So Your Fintech Startup Wants to Issue a Payment Card?

Tomáš Vyšný
FinTech Innovation
Published in
3 min readAug 12, 2016
Source: Wirecard

Come to think about it, a payment card is one of the key touch points (if not the touch point) customers use in their daily lifes to interact with their financial products and services.

Payment card is a commodity product— or at least, it has been one up until recently. In my view, the traditional banking way of thinking about a payment card is of “a payment medium linked to a current/credit/prepaid account or other fund storage medium”.

This paradigm is flipped on its head in the fintech world. The thinking is different — a card is no more just an subordinate of an account but rather a substantial part of the product itself. In sync with an underlying account; it enables creation of compelling and unique customer use cases and propositions.

It has also probably never been easier and [relatively] cheaper to issue a payment card for non-regulated businesses in Europe.
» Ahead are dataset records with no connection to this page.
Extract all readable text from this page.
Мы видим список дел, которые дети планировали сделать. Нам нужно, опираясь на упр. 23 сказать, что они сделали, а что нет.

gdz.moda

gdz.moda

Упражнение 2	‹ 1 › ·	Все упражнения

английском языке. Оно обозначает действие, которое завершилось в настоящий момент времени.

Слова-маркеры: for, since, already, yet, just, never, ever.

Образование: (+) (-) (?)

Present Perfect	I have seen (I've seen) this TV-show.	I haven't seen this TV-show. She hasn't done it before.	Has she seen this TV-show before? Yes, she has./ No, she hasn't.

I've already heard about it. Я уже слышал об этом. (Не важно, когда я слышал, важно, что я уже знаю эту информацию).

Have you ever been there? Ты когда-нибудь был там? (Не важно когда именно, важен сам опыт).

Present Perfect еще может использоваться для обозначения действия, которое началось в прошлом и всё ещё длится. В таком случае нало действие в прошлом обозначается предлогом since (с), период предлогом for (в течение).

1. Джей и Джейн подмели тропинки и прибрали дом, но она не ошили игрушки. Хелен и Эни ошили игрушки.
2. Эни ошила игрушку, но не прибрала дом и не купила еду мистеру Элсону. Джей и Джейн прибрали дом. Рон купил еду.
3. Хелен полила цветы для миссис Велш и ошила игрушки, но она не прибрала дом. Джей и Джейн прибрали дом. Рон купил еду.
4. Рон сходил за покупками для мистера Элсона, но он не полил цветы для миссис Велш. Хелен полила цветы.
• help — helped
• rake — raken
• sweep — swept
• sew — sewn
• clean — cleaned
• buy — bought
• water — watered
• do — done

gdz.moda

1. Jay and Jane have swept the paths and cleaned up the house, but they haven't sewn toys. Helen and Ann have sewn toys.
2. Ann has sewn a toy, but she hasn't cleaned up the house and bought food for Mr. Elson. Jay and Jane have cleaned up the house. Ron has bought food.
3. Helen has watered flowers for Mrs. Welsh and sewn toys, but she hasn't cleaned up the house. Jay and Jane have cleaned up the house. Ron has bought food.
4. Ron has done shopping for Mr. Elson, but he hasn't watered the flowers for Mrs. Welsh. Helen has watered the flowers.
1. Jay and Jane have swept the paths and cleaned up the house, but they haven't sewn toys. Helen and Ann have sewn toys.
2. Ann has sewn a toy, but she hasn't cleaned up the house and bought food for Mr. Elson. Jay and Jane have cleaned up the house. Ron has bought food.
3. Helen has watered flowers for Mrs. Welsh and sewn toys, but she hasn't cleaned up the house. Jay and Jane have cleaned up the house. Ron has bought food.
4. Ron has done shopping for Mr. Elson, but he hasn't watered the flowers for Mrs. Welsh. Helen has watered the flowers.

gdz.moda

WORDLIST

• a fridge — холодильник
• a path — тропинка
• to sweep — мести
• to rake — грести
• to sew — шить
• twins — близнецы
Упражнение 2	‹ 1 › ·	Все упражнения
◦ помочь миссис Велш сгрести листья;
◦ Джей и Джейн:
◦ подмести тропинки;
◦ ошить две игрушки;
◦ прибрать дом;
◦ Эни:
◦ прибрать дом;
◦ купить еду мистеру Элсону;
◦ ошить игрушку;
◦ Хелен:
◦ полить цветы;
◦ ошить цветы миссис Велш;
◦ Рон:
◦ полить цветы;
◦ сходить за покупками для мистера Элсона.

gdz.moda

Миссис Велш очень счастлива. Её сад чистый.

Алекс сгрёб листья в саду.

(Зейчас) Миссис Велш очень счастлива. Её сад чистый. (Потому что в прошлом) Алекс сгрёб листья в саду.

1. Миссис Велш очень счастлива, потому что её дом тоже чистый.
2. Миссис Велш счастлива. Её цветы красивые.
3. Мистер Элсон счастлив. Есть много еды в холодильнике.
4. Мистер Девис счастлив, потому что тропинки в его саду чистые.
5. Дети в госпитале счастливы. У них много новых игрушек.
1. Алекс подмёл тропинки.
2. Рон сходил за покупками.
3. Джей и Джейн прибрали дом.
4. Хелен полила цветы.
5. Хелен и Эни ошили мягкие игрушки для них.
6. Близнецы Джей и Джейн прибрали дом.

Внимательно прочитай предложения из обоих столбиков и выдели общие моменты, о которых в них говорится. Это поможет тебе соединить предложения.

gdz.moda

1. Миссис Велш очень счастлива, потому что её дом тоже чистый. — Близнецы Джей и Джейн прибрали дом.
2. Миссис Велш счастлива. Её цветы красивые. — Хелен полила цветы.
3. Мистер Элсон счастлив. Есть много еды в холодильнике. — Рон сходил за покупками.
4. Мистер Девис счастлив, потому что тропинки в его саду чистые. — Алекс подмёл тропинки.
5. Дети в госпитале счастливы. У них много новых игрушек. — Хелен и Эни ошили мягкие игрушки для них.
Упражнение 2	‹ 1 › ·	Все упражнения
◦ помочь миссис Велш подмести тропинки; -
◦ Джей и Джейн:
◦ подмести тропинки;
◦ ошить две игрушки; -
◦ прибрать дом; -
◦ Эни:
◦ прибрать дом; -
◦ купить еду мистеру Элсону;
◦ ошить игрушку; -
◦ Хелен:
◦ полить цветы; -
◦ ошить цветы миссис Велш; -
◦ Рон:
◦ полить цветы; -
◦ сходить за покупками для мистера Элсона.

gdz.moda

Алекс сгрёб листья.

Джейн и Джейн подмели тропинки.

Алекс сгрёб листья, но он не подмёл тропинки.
It is no wonder then that many of the most interesting fintech startups are employing payment cards as a core element of their customer proposition.

Source: Number26

Fintech Startups Leveraging Cards in their Proposition

Revolut is a startup that claims to be “the new fair way to instantly send and spend money globally”. With an underlying multicurrency account and obviously a payment card Revolut is seeing some solid traction- $500 million (£342 million) of customer money has been spent or transferred on its cards in just 10 months.

Curve is an example of another card-centered proposition backed by the likes of Seedcamp and Speedinvest. It claims to be “the next generation payment card — a single card built on the MasterCard network that combines all your cards into one. Upload your existing debit and credit cards into the Curve app, and sync them with the Curve card…Curve has created a single, efficient, user focused touchpoint between a user and their money.” [source:Crunchbase]

Pleo, which has recently won best of the show award at Pioneers Festival in Vienna is an example of a card-centered small business proposition. This Copenhagen-based startup is working on a “a company payment card that works for you” —for better management of employee expenses and related back office processes.

Then there are the challenger banks. A next generation of banks obviously cannot do without offering the traditional plastic card — Berlin-based pan-european Number 26 was one of the first one to roll out their card/account offering; followed by an UK-based challenger Mondo and soon to be followed by others as they roll out their product offerings.

Mondo-issued card (source: www.getmondo.co.uk)

Learnings & Considerations

I have recently worked on conceptualizing a card product with one of the challenger banks — drawing on this experience I came up with couple of high-level considerations I believe are useful to keep in mind before diving into the process of issuing your own card.

Note: The below is aimed at fintech startup people with no payments/card issuing experience rather than experts in the area.

#1 Understand the supply chain

Especially if you do not have background is not from cards/payments, the supply chain of a card programme can become quite intimidating. At the very minumum you will be talking to or contracting the following people:

A/ BIN Sponsors

BIN sponsors are companies (usually subsidiaries of banks or banks themselves) who own and sponsor the card’s BIN range (the first 6 digits of a card number which identify the cards’ issuer).